Oct 13, 2015

Kathak Brings Curtains Down on Old Fort Dance Festival

Presented by Sahitya Kala Parishad & Dept of Art, Culture & Languages, Govt of Delhi, the festival was held over five days with participation from veterans such as Pandit Birju Maharaj, Leela Samson, Madhvi Mudgal, among others

New Delhi :  After five days of breathtakingly beautiful performances showcasing India’s most loved classical dance forms, the Old Fort Dance Festival ended today with a memorable performance by legendary Kathak exponent Pandit Birju Maharaj, and his group of dancers.

One of the most noted exponents of Kathak, Pandit Birju Maharaj has received numerous accolades over the years including Padma Vibhushan, Sangeet Natak Academi Award and the prestigious Kalidas Samman.

Presented by the Sahitya Kala Parishad & Department of Art, Culture & Languages, Government of Delhi, the Old Fort Dance Festival was loved and enjoyed by the people of Delhi who turned up in large numbers to witness the performances.

Over five days, the audience of dance lovers in the capital witnessed brilliantly choreographed performances in Mohiniyattam, Bharatnatyam, Kuchipudi, Odishi and Kathak, with the majestic ruins of Delhi’s Purana Qila providing a fine ambience to this unique festival celebrating India’s classical dance forms.

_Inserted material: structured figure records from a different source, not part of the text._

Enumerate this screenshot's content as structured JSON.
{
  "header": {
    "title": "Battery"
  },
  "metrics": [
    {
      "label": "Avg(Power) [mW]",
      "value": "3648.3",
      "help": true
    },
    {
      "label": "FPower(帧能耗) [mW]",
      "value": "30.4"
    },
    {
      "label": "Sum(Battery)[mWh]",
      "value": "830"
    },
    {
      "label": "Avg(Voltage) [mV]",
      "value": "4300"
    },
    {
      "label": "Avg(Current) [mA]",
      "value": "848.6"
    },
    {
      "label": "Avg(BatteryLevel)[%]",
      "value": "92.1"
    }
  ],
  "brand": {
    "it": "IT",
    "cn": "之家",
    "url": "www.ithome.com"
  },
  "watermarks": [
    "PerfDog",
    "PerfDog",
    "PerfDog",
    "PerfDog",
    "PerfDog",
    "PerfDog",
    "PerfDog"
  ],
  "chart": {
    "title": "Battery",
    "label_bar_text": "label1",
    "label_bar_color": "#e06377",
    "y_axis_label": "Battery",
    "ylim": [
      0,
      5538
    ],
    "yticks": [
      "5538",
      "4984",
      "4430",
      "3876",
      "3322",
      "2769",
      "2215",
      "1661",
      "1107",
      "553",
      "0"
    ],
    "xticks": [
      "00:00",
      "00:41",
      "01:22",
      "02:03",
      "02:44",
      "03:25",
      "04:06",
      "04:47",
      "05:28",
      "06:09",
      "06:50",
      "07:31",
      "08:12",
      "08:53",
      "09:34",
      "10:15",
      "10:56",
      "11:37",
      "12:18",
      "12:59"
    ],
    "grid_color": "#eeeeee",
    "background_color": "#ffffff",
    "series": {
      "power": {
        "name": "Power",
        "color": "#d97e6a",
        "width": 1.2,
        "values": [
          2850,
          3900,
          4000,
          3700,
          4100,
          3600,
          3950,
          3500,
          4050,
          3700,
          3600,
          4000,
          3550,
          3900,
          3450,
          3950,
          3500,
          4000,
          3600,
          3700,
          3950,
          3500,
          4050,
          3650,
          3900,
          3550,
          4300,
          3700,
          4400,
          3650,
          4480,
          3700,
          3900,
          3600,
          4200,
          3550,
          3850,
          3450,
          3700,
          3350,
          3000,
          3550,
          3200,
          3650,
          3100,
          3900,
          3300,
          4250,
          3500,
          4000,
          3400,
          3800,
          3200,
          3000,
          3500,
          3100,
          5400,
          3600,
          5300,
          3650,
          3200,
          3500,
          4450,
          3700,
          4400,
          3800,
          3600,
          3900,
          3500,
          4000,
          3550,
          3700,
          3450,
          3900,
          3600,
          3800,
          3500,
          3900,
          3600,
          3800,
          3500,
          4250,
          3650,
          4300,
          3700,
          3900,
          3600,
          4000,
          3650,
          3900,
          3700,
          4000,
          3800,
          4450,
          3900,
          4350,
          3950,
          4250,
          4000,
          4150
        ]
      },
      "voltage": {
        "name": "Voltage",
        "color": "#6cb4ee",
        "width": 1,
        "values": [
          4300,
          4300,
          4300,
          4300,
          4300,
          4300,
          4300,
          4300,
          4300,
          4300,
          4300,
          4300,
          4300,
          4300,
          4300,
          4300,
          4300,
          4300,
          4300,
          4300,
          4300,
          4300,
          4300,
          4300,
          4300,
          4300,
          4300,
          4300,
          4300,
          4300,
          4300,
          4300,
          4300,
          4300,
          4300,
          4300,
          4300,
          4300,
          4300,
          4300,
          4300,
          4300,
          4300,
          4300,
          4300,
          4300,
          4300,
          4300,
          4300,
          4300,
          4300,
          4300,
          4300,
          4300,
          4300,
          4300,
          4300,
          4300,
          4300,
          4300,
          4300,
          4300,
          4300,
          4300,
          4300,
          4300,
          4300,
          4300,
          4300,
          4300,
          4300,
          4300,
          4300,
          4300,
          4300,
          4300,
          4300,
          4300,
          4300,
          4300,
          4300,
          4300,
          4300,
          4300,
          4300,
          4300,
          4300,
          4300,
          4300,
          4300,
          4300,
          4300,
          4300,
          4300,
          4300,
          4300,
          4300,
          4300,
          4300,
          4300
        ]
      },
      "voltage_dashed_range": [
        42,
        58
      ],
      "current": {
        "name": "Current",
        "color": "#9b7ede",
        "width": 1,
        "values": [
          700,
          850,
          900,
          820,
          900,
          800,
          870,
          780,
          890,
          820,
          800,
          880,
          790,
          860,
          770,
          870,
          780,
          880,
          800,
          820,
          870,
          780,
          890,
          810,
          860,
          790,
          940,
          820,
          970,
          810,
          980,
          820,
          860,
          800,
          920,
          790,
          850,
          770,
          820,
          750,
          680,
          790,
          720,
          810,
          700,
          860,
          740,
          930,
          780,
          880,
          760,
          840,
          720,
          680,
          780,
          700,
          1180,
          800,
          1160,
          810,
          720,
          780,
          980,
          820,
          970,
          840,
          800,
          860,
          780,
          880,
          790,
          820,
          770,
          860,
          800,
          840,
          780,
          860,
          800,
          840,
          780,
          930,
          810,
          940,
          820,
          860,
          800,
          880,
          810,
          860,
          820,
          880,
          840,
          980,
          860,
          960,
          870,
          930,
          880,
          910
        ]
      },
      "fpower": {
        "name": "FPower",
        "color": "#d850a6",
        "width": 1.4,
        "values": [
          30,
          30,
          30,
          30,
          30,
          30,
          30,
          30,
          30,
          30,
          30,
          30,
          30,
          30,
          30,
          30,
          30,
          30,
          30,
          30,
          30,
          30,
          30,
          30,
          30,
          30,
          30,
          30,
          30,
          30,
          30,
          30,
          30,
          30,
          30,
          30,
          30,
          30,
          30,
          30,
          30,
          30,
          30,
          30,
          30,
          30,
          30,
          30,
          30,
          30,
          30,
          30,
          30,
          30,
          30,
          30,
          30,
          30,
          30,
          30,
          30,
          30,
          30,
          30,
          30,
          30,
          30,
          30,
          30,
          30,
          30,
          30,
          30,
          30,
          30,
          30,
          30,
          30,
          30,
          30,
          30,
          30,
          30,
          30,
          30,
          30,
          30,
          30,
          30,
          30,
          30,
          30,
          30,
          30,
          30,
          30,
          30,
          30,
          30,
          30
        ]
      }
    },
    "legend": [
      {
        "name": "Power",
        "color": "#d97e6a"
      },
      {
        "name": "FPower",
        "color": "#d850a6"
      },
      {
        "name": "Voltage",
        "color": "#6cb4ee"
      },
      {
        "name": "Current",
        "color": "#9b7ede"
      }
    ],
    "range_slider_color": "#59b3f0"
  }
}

“The repertoire of Indian classical dances represents centuries of culture and tradition that has been preserved and sustained by generations of devoted exponents and earnest artists. Across the globe, Indian classical dance forms are appreciated and loved by dance lovers. Such festivals help extend the reach of classical dance forms to not just connoisseurs of dance but also to common people,” says Pandit Birju Maharaj.

On the sidelines of the festival, critically acclaimed artist Manav Gupta displayed his latest installation – a waterfront of Ganga made out of chilams and diyas which are elements of nature. He has been working since long to create public art sculptures that generate concern towards sustainability. “This innovative art practice with potter’s clay (chilams and diyas) represents the tool as a means of getting intoxicated with the rain of love and also explores sustainable development,” said Mr. Gupta.

The five-day festival of choreographies in classical dance forms saw participation from legendary dance artists and their groups in multiple dance forms including Kuchipudi exponents Bharati Shivaji, Raja and Radha Reddy; veteran Odissi exponent and Padma Shri Madhvi Mudgal; Bharati Shivaji & Group who performed Mohiniyattam; and noted Bharatnatyam exponent Leela Samson and her group.

“The idea behind the Old Delhi Dance Festival to juxtapose cultural heritage with structural heritage was a wonderful concept. The Purana Qila presents a poignant background to the performance of India’s most notable classical dance forms, some of whom originated centuries back in ancient and medieval times,” says Ms Leela Samson.